Fig. 2. Reconstruction of disease severity axis integrating different HSCR states.

a Hierarchical clustering by average gene expression. b PCA projection of cells in Cluster 1 based on gene expression profile after excluding the TCA-HSCR-iPSC-line (HSCR#6). c Distribution of cells along PC2 is highly associated with disease severity, as shown in beeswarm, density, and boxplots.

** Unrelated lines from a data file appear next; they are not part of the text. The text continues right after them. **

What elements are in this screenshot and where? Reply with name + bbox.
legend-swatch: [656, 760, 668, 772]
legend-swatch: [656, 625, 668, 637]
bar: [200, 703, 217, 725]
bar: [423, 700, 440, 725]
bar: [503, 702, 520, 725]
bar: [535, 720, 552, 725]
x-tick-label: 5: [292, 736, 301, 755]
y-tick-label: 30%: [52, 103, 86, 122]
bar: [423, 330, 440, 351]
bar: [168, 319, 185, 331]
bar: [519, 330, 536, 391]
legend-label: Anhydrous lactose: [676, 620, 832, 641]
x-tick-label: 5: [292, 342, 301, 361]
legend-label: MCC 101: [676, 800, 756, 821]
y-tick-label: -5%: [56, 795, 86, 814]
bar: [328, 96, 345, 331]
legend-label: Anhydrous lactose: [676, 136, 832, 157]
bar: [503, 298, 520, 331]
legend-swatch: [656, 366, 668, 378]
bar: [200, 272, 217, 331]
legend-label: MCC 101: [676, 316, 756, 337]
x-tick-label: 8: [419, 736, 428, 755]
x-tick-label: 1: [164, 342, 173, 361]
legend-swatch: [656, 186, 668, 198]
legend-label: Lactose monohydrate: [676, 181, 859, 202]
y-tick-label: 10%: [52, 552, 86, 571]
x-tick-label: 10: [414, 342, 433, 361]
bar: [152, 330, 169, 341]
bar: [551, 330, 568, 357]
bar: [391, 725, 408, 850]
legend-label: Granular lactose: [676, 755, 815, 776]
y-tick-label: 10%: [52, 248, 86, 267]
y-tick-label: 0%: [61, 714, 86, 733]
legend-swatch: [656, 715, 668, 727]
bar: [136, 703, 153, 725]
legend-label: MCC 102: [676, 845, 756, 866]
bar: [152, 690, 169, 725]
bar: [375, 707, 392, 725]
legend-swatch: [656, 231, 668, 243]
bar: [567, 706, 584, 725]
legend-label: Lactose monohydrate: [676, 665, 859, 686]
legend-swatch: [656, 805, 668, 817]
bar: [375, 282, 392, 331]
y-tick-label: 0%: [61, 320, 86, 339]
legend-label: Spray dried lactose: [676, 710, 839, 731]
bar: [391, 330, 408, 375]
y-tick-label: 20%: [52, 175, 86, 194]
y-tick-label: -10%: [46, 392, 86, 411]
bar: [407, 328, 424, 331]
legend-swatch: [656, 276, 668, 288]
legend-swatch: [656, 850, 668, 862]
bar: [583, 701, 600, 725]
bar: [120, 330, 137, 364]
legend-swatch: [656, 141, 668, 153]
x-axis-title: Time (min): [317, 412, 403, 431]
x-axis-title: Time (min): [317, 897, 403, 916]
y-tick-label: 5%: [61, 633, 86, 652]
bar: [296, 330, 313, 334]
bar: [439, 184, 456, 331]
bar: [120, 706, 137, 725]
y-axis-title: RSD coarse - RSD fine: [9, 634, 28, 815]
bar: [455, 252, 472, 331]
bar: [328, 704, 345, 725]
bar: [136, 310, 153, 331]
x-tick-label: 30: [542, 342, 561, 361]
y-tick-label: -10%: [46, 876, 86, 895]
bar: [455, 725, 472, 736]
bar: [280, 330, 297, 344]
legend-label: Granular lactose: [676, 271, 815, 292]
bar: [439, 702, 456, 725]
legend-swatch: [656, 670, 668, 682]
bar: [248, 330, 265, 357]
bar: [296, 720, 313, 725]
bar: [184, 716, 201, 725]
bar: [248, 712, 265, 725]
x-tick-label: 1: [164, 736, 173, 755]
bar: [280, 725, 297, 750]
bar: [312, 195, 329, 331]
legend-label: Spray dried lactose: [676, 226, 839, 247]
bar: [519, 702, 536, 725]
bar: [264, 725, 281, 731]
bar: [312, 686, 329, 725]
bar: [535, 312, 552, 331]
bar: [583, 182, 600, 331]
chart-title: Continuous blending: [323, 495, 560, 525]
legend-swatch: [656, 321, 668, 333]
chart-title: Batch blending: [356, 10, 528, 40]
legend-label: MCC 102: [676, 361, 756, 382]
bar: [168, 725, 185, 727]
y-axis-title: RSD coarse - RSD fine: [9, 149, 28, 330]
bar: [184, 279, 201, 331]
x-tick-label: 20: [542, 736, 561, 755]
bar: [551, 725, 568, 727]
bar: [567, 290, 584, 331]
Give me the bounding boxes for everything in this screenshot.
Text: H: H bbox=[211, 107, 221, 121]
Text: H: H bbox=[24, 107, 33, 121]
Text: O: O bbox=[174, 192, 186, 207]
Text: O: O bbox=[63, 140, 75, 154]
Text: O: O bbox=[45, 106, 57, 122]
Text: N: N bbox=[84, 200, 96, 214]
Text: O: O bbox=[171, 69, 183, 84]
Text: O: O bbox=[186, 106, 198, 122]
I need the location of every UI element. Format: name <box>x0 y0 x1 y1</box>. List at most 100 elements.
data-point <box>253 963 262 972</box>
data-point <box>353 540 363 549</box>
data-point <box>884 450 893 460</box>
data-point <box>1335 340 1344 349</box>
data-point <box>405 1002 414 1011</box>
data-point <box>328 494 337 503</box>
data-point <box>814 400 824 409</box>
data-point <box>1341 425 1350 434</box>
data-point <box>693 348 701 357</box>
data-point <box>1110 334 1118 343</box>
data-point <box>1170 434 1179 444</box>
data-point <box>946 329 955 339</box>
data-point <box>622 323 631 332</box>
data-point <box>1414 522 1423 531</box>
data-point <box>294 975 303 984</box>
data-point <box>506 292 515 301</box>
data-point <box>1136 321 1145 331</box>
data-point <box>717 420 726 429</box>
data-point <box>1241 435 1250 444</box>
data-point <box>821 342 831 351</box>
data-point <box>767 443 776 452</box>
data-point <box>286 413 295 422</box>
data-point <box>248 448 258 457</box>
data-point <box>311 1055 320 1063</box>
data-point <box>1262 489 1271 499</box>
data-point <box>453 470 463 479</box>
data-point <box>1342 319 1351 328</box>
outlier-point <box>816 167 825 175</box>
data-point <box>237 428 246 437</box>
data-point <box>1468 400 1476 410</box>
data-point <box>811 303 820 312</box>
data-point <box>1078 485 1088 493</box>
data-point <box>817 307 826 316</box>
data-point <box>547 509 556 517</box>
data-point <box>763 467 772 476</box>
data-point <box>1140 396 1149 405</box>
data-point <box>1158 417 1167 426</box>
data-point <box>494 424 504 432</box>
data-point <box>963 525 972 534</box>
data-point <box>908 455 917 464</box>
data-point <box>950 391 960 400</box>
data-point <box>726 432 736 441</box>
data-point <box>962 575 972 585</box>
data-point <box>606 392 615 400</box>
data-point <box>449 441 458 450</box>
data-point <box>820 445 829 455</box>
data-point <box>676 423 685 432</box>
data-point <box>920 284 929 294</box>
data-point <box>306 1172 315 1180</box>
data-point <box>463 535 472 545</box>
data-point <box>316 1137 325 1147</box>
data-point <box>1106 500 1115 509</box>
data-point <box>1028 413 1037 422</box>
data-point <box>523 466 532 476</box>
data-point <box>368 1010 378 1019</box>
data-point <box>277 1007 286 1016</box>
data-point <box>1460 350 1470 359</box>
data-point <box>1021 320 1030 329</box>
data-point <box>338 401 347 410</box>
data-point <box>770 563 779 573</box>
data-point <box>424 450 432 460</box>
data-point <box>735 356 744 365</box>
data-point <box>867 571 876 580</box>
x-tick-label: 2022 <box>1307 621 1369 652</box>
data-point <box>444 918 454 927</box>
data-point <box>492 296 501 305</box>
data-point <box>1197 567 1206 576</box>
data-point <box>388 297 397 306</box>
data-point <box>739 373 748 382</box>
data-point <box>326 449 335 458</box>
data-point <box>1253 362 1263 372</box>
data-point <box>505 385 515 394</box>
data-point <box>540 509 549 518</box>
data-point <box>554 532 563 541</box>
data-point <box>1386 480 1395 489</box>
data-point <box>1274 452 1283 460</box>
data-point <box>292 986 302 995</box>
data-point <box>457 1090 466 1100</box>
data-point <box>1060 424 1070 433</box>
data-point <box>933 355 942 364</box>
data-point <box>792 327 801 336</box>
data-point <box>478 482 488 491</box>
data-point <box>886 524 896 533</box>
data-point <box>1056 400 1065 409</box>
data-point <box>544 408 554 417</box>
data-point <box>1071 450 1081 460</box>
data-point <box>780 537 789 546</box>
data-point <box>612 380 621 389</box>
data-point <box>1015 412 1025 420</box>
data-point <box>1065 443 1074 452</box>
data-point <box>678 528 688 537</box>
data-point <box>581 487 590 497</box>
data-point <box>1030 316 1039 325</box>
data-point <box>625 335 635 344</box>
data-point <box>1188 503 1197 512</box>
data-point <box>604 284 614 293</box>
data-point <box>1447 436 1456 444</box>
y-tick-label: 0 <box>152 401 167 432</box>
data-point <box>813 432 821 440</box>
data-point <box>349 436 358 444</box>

Colored by type of HSCR. 379 IMR90 cells, 375 UE02302 cells, 161 HSCR#5 cells, 296 HSCR#10 cells, 186 HSCR#20 cells, 306 HSCR#1 cells, 187 HSCR#17 cells, and 246 HSCR#23 cells were included. d The expression dynamics of 833 top DEGs were cataloged into four major modules, colored by modules. Thick lines indicate the average gene expression patterns of each module. All 2136 cells ordered by severity axis were included to fit the expression curve. e Gene signatures and expression dynamics of representative genes in each gene module. The relative expression levels of these genes are shown as a LOESS smooth fit line (colored line) and the best-fit lines (gray lines) in linear regression. S slope, P P value of linear regression. f Gene ontology analyses of each gene module. P value and FDR were calculated by clusterProfiler software. g–j Overall pathway scores of neurogenesis, proliferation, RNA splicing, and energy metabolism. A two-sided Wilcoxon rank-sum test was applied to calculate the significance of the difference between the two groups. All samples (two controls with 754 cells, three S-HSCR with 643 cells, intermediated HSCR#1 with 306 cells, and two L-HSCR with 433 cells) were included for comparison and presented as groups. Tests marked by “****”, “***”, “**”, and “*” represent they are statistically different from the controls of P values <0.0001, <0.001, <0.01, and <0.05, respectively. ns not significantly different. In all the boxplots, each box represents the interquartile range (IQR, the range between the 25th and 75th percentile) with the mid-point of the data, whiskers indicate the upper and lower value within 1.5 times the IQR.